Giancarlo strongly agrees at first. And before you know it, the film turns to an audition, with presumably opera-elites in jury. Here we get to probably the funniest moment with regards to singing in the film. “Nessun Dorma” is already going badly, hacked up, strained high notes, no signs of the enormously gifted voice heard coming from the shower of the Giancarlo home. Then, the final note arrives. In mid-scream, Armiliato contorts his face to match, sticking-out his tongue in, possibly, a last ditch effort to loosen his voice. Or, possibly, Armiliato is sticking it out at us, the audience.
Allen’s To Rome With Love goes only so much farther into opera than many a film, and other parts of the ensemble set pieces that are the director’s forte also play to the world of opera, to love, infatuation, and the fickle nature and folly of fame.
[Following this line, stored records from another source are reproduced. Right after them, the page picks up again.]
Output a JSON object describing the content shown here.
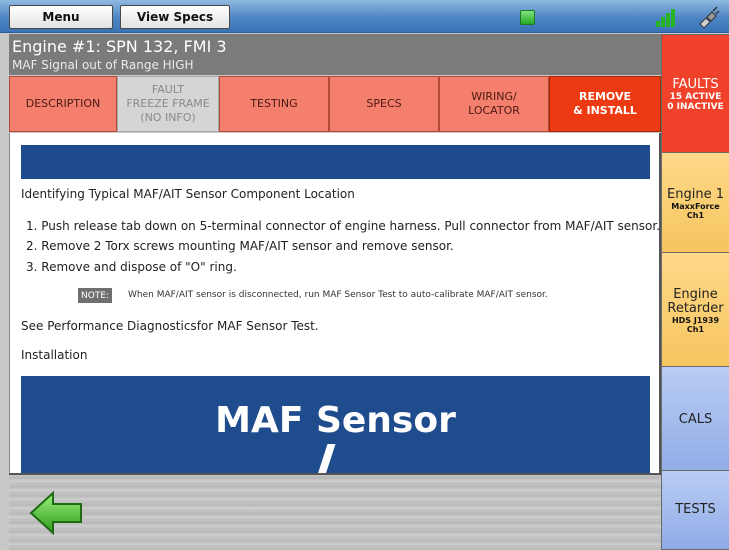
{
  "topbar": {
    "menu_label": "Menu",
    "view_specs_label": "View Specs",
    "status_color": "#2bb52b"
  },
  "header": {
    "title": "Engine #1: SPN 132, FMI 3",
    "subtitle": "MAF Signal out of Range HIGH"
  },
  "tabs": [
    {
      "label": "DESCRIPTION",
      "state": "normal"
    },
    {
      "label": "FAULT\nFREEZE FRAME\n(NO INFO)",
      "state": "disabled"
    },
    {
      "label": "TESTING",
      "state": "normal"
    },
    {
      "label": "SPECS",
      "state": "normal"
    },
    {
      "label": "WIRING/\nLOCATOR",
      "state": "normal"
    },
    {
      "label": "REMOVE\n& INSTALL",
      "state": "active"
    }
  ],
  "content": {
    "heading": "Identifying Typical MAF/AIT Sensor Component Location",
    "steps": [
      "1.  Push release tab down on 5-terminal connector of engine harness. Pull connector from MAF/AIT sensor.",
      "2.  Remove 2 Torx screws mounting MAF/AIT sensor and remove sensor.",
      "3.  Remove and dispose of \"O\" ring."
    ],
    "note_label": "NOTE:",
    "note_text": "When MAF/AIT sensor is disconnected, run MAF Sensor Test to auto-calibrate MAF/AIT sensor.",
    "see_text": "See Performance Diagnosticsfor MAF Sensor Test.",
    "installation": "Installation",
    "image_title": "MAF Sensor"
  },
  "right_tabs": {
    "faults": {
      "main": "FAULTS",
      "sub1": "15 ACTIVE",
      "sub2": "0 INACTIVE"
    },
    "engine1": {
      "main": "Engine 1",
      "sub1": "MaxxForce",
      "sub2": "Ch1"
    },
    "retarder": {
      "main1": "Engine",
      "main2": "Retarder",
      "sub1": "HDS J1939",
      "sub2": "Ch1"
    },
    "cals": {
      "main": "CALS"
    },
    "tests": {
      "main": "TESTS"
    }
  },
  "colors": {
    "accent_red": "#ee3a12",
    "tab_salmon": "#f47f6d",
    "header_gray": "#7b7b7b",
    "panel_blue": "#1f4b8c"
  }
}
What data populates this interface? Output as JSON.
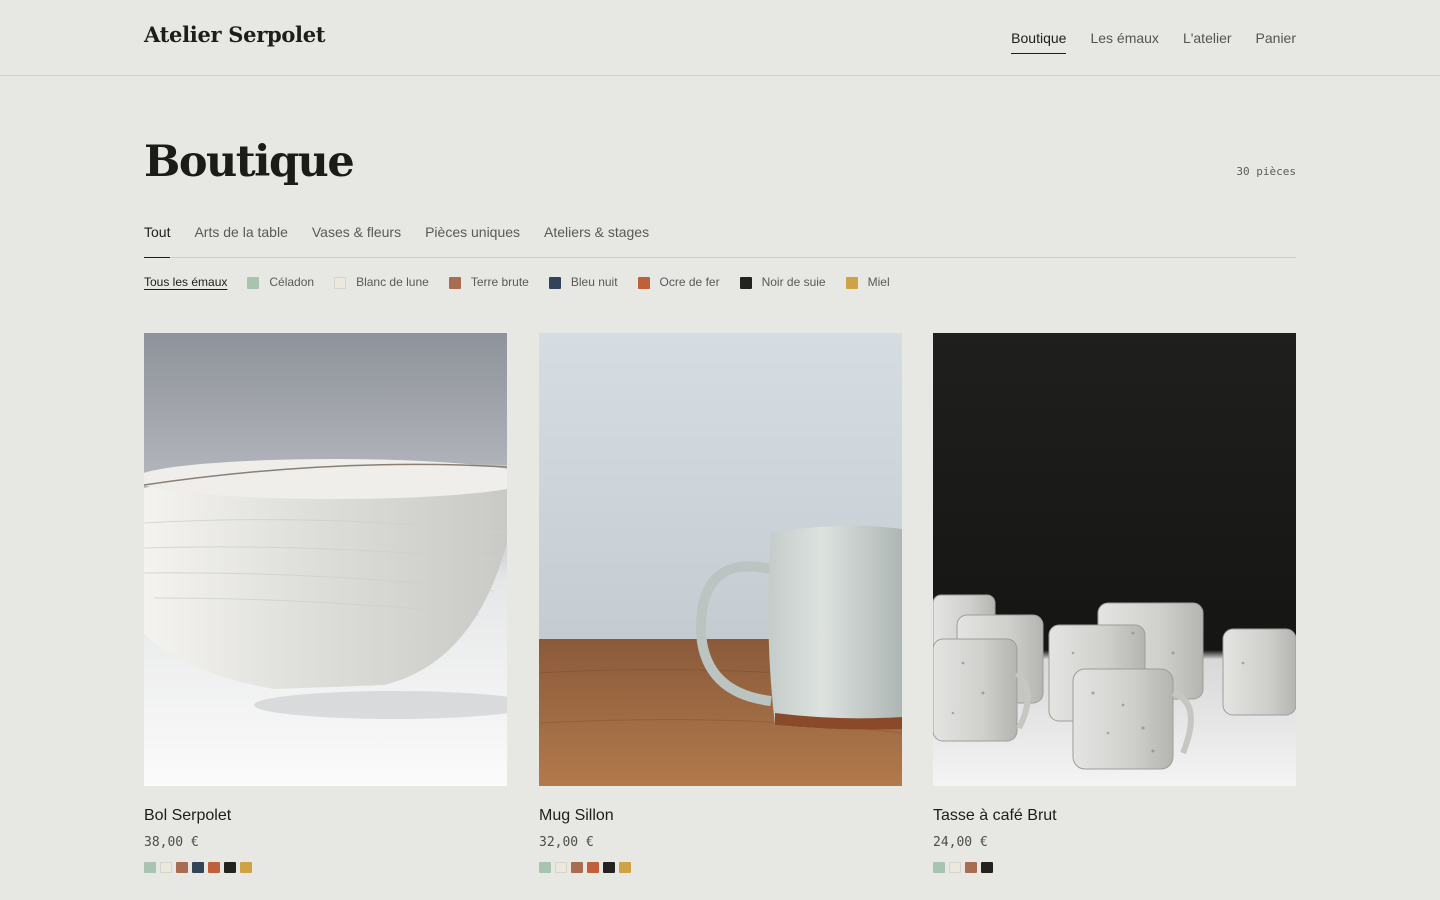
{
  "brand": "Atelier Serpolet",
  "nav": [
    {
      "label": "Boutique",
      "active": true
    },
    {
      "label": "Les émaux",
      "active": false
    },
    {
      "label": "L'atelier",
      "active": false
    },
    {
      "label": "Panier",
      "active": false
    }
  ],
  "page": {
    "title": "Boutique",
    "count": "30 pièces"
  },
  "categories": [
    {
      "label": "Tout",
      "active": true
    },
    {
      "label": "Arts de la table",
      "active": false
    },
    {
      "label": "Vases & fleurs",
      "active": false
    },
    {
      "label": "Pièces uniques",
      "active": false
    },
    {
      "label": "Ateliers & stages",
      "active": false
    }
  ],
  "glaze_filter": {
    "all_label": "Tous les émaux",
    "glazes": [
      {
        "label": "Céladon",
        "color": "#a8c4b0"
      },
      {
        "label": "Blanc de lune",
        "color": "#ece8dc"
      },
      {
        "label": "Terre brute",
        "color": "#a86c52"
      },
      {
        "label": "Bleu nuit",
        "color": "#34425a"
      },
      {
        "label": "Ocre de fer",
        "color": "#c0603a"
      },
      {
        "label": "Noir de suie",
        "color": "#23221f"
      },
      {
        "label": "Miel",
        "color": "#d0a246"
      }
    ]
  },
  "products": [
    {
      "name": "Bol Serpolet",
      "price": "38,00 €",
      "image": "white-bowl",
      "glazes": [
        "#a8c4b0",
        "#ece8dc",
        "#a86c52",
        "#34425a",
        "#c0603a",
        "#23221f",
        "#d0a246"
      ]
    },
    {
      "name": "Mug Sillon",
      "price": "32,00 €",
      "image": "white-mug-on-wood",
      "glazes": [
        "#a8c4b0",
        "#ece8dc",
        "#a86c52",
        "#c0603a",
        "#23221f",
        "#d0a246"
      ]
    },
    {
      "name": "Tasse à café Brut",
      "price": "24,00 €",
      "image": "speckled-cups",
      "glazes": [
        "#a8c4b0",
        "#ece8dc",
        "#a86c52",
        "#23221f"
      ]
    }
  ]
}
Judy Davis (Phyllis) is again an Allen wife, less frustrated by the predicaments he has for her this time around. Roberto Benigni (Leopoldo) is a nobody who has celebrity suddenly thrust on him for no apparent reason. A young man (played by Alessandro Tiberi) loses his girlfriend (played by Alessandra Mastronardi) but gains Penelope Cruz (Anna), a lady-of-the-night that knocks on the wrong hotel door (“sono tutta tua,” she says to him, things have been paid for). This leads to some of the best comedic moments of the film. Jesse Eisenberg, Greta Gerwig, and Ellen Page (young Jack, Sally, and Monica) help Alec Baldwin (older Jack) relive an after-college year in Italy, with Baldwin meeting that younger Jack struggling to make sense of the world.
To open and close the film, this world is directed by a polizia (Pierluigi Marchionne). From the pedestal of a traffic circle in “every street” Rome, this character muses to the audience of the events and world that pass around, this world where Allen, opera, and Armiliato, meet.